Там проявив безумную храбрость в стычках с туземцами (зачастую демонстративную, чтобы получить репутацию «храбреца»), он не менее отважно подверг критике неудачные действия корпуса. Статьи издали в Англии, и молодой офицер получил заказ на книгу, которая и была напечатана весьма солидным тиражом. А затем последовала экспедиция в Африку, на подавление восстания махдистов в Судане. Пришлось побывать в ожесточенных боях, о которых он написал следующие строки – «я перешел на рысь и поскакал, стреляя им в лицо из пистолета, и убил нескольких – троих наверняка, двоих навряд ли, и еще одного весьма сомнительно».

И снова потомок герцогов Мальборо резко критиковал британское командование, особенно прославленного генерала Китченера, что сейчас, ставши фельдмаршалом, красовался на плакатах во всех городах Англии с призывом вступать в армию и ехать на войну с тевтонами. И не сомневался в том, что лорд Китченер не питает сейчас к нему теплых чувств за ту крайне язвительную характеристику, которую Уинстон ему дал семнадцать лет тому назад – «он великий генерал, но его еще никто не обвинял в том, что он великий джентльмен».
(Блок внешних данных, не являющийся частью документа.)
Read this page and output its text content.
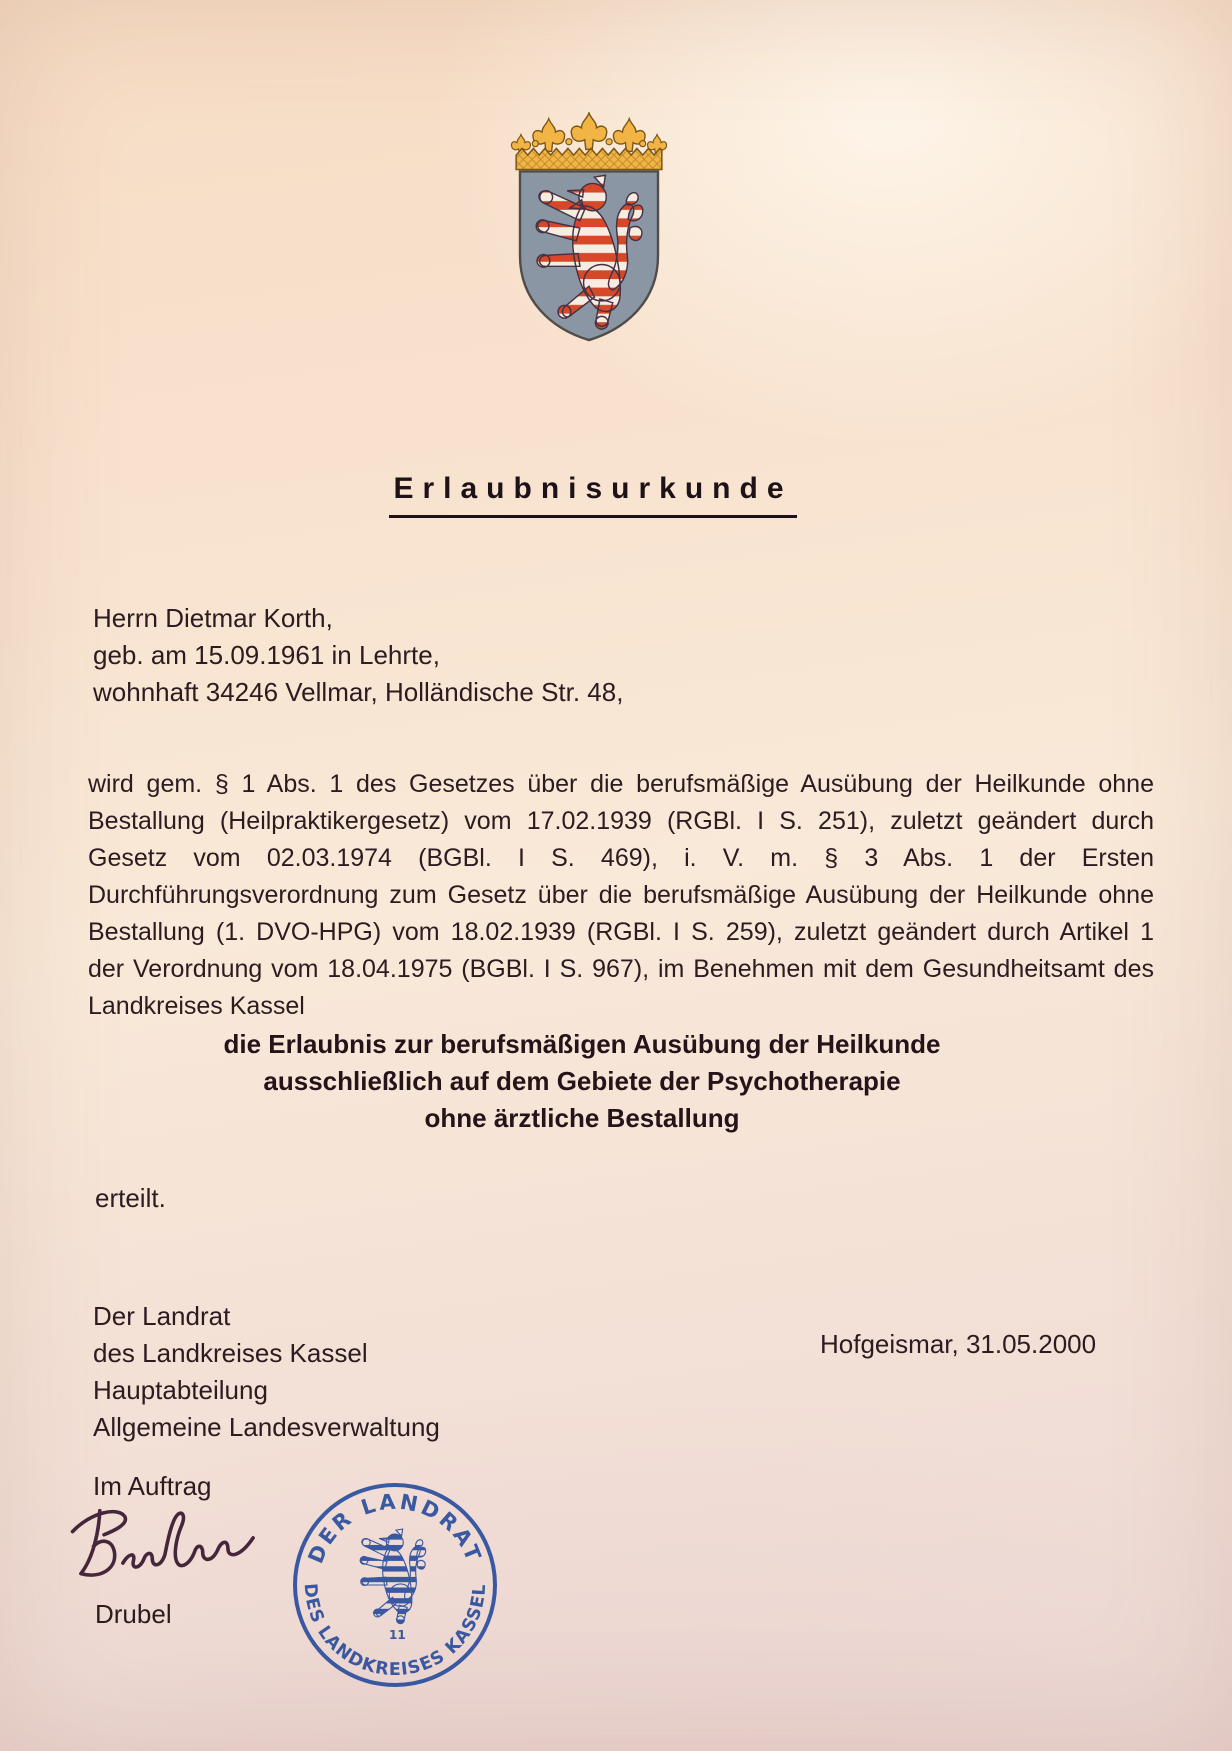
Erlaubnisurkunde
Herrn Dietmar Korth,
geb. am 15.09.1961 in Lehrte,
wohnhaft 34246 Vellmar, Holländische Str. 48,
wird gem. § 1 Abs. 1 des Gesetzes über die berufsmäßige Ausübung der Heilkunde ohne
Bestallung (Heilpraktikergesetz) vom 17.02.1939 (RGBl. I S. 251), zuletzt geändert durch
Gesetz vom 02.03.1974 (BGBl. I S. 469), i. V. m. § 3 Abs. 1 der Ersten
Durchführungsverordnung zum Gesetz über die berufsmäßige Ausübung der Heilkunde ohne
Bestallung (1. DVO-HPG) vom 18.02.1939 (RGBl. I S. 259), zuletzt geändert durch Artikel 1
der Verordnung vom 18.04.1975 (BGBl. I S. 967), im Benehmen mit dem Gesundheitsamt des
Landkreises Kassel
die Erlaubnis zur berufsmäßigen Ausübung der Heilkunde
ausschließlich auf dem Gebiete der Psychotherapie
ohne ärztliche Bestallung
erteilt.
Der Landrat
des Landkreises Kassel
Hauptabteilung
Allgemeine Landesverwaltung
Hofgeismar, 31.05.2000
Im Auftrag
Drubel
DER LANDRAT
DES LANDKREISES KASSEL
11
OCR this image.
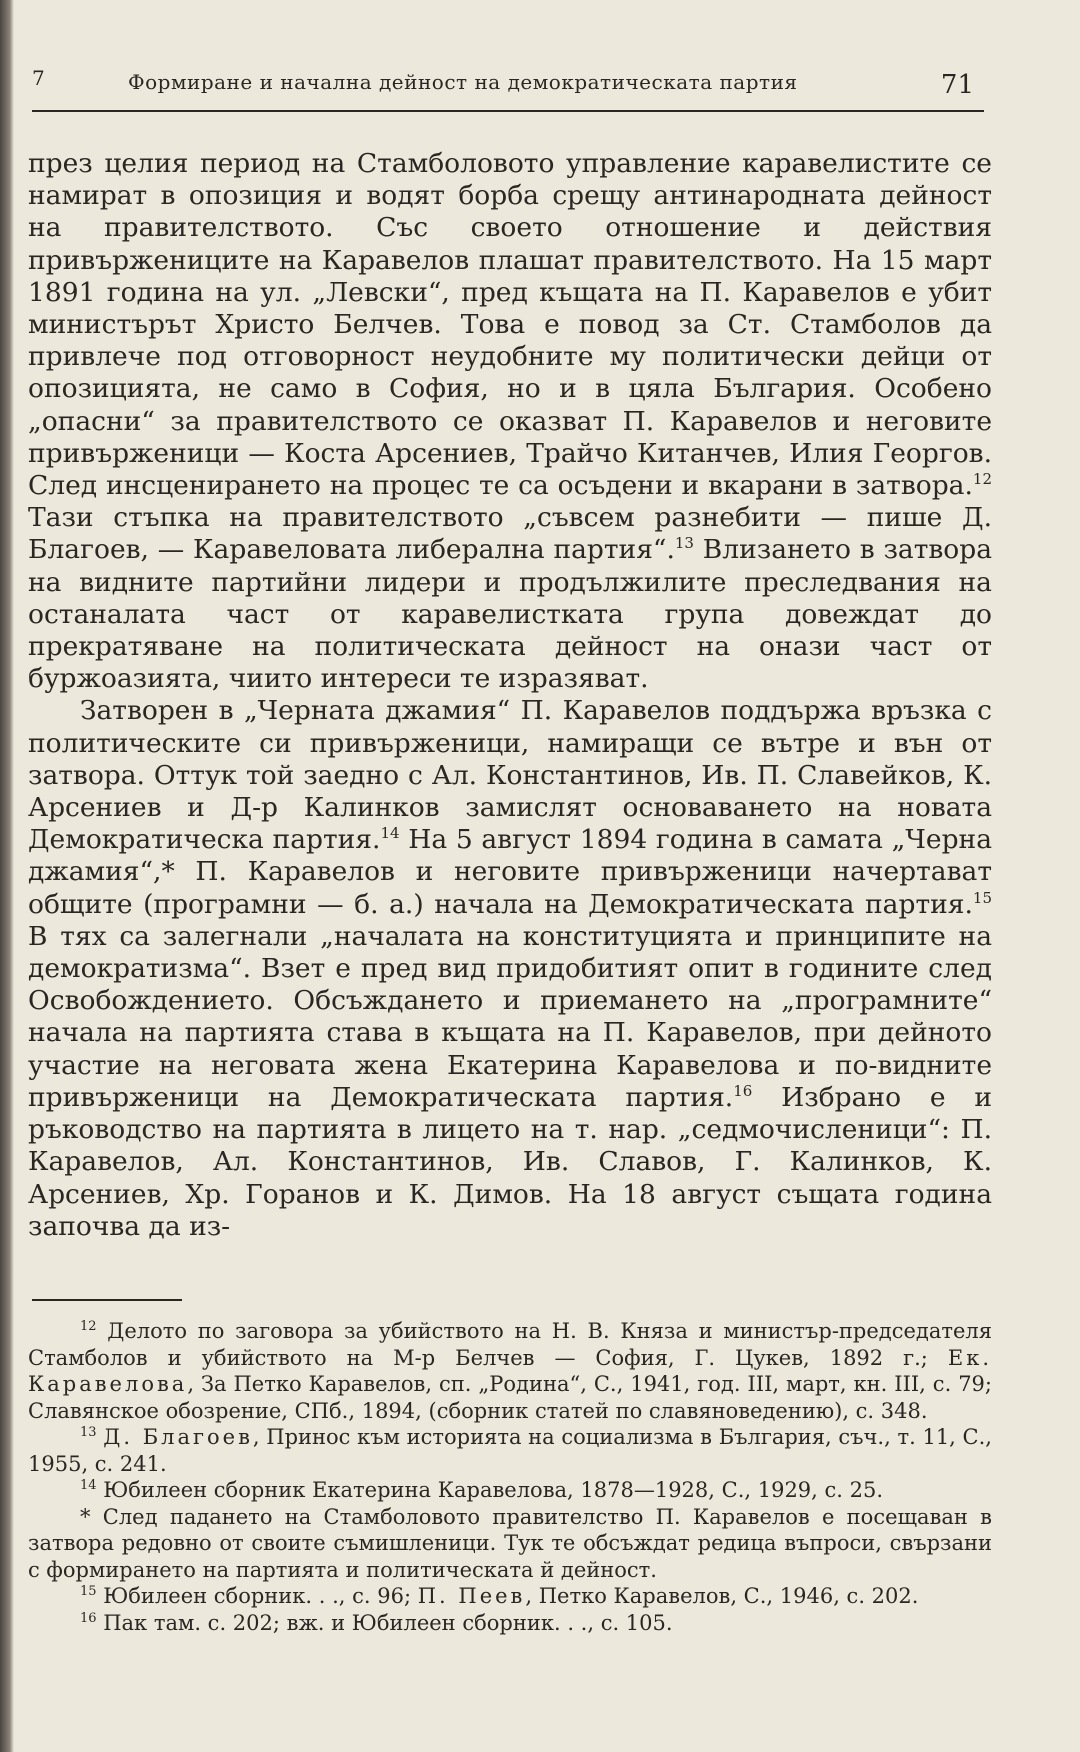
7	Формиране и начална дейност на демократическата партия	71

през целия период на Стамболовото управление каравелистите се намират в опозиция и водят борба срещу антинародната дейност на правителството. Със своето отношение и действия привържениците на Каравелов плашат правителството. На 15 март 1891 година на ул. „Левски“, пред къщата на П. Каравелов е убит министърът Христо Белчев. Това е повод за Ст. Стамболов да привлече под отговорност неудобните му политически дейци от опозицията, не само в София, но и в цяла България. Особено „опасни“ за правителството се оказват П. Каравелов и неговите привърженици — Коста Арсениев, Трайчо Китанчев, Илия Георгов. След инсценирането на процес те са осъдени и вкарани в затвора.$^{12}$ Тази стъпка на правителството „съвсем разнебити — пише Д. Благоев, — Каравеловата либерална партия“.$^{13}$ Влизането в затвора на видните партийни лидери и продължилите преследвания на останалата част от каравелистката група довеждат до прекратяване на политическата дейност на онази част от буржоазията, чиито интереси те изразяват.

Затворен в „Черната джамия“ П. Каравелов поддържа връзка с политическите си привърженици, намиращи се вътре и вън от затвора. Оттук той заедно с Ал. Константинов, Ив. П. Славейков, К. Арсениев и Д-р Калинков замислят основаването на новата Демократическа партия.$^{14}$ На 5 август 1894 година в самата „Черна джамия“,* П. Каравелов и неговите привърженици начертават общите (програмни — б. а.) начала на Демократическата партия.$^{15}$ В тях са залегнали „началата на конституцията и принципите на демократизма“. Взет е пред вид придобитият опит в годините след Освобождението. Обсъждането и приемането на „програмните“ начала на партията става в къщата на П. Каравелов, при дейното участие на неговата жена Екатерина Каравелова и по-видните привърженици на Демократическата партия.$^{16}$ Избрано е и ръководство на партията в лицето на т. нар. „седмочисленици“: П. Каравелов, Ал. Константинов, Ив. Славов, Г. Калинков, К. Арсениев, Хр. Горанов и К. Димов. На 18 август същата година започва да из-

$^{12}$ Делото по заговора за убийството на Н. В. Княза и министър-председателя Стамболов и убийството на М-р Белчев — София, Г. Цукев, 1892 г.; Ек. Каравелова, За Петко Каравелов, сп. „Родина“, С., 1941, год. III, март, кн. III, с. 79; Славянское обозрение, СПб., 1894, (сборник статей по славяноведению), с. 348.

$^{13}$ Д. Благоев, Принос към историята на социализма в България, съч., т. 11, С., 1955, с. 241.

$^{14}$ Юбилеен сборник Екатерина Каравелова, 1878—1928, С., 1929, с. 25.

* След падането на Стамболовото правителство П. Каравелов е посещаван в затвора редовно от своите съмишленици. Тук те обсъждат редица въпроси, свързани с формирането на партията и политическата й дейност.

$^{15}$ Юбилеен сборник. . ., с. 96; П. Пеев, Петко Каравелов, С., 1946, с. 202.

$^{16}$ Пак там. с. 202; вж. и Юбилеен сборник. . ., с. 105.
В 1899 году Черчилль уволился со службы, но вскорости живость его характера привела на бронепоезд, на котором репортер отправился воевать с бурами – Британская империя вознамерилась проглотить основанные голландскими переселенцами государства в южной Африке Трансвааль и Оранжевую республику. Однако германские пушки (кайзер втихомолку вооружал буров) разбили бронепоезд, и любитель приключений попал в плен. Из узилища он бежал, причем прижимистые буры назначили за его голову награду в 25 золотых рандов, равных по весу британскому фунту. Добравшись с немалыми приключениями до португальской колонии Мозамбик, Уинстон Черчилль вернулся обратно на войну, проявил в боях недюжинную храбрость, был представлен к почетной боевой награде – Кресту Виктории, которую, впрочем, не получил то ли из‑за какого‑то формального пустяка, но скорее за свой «длинный» и язвительный язык.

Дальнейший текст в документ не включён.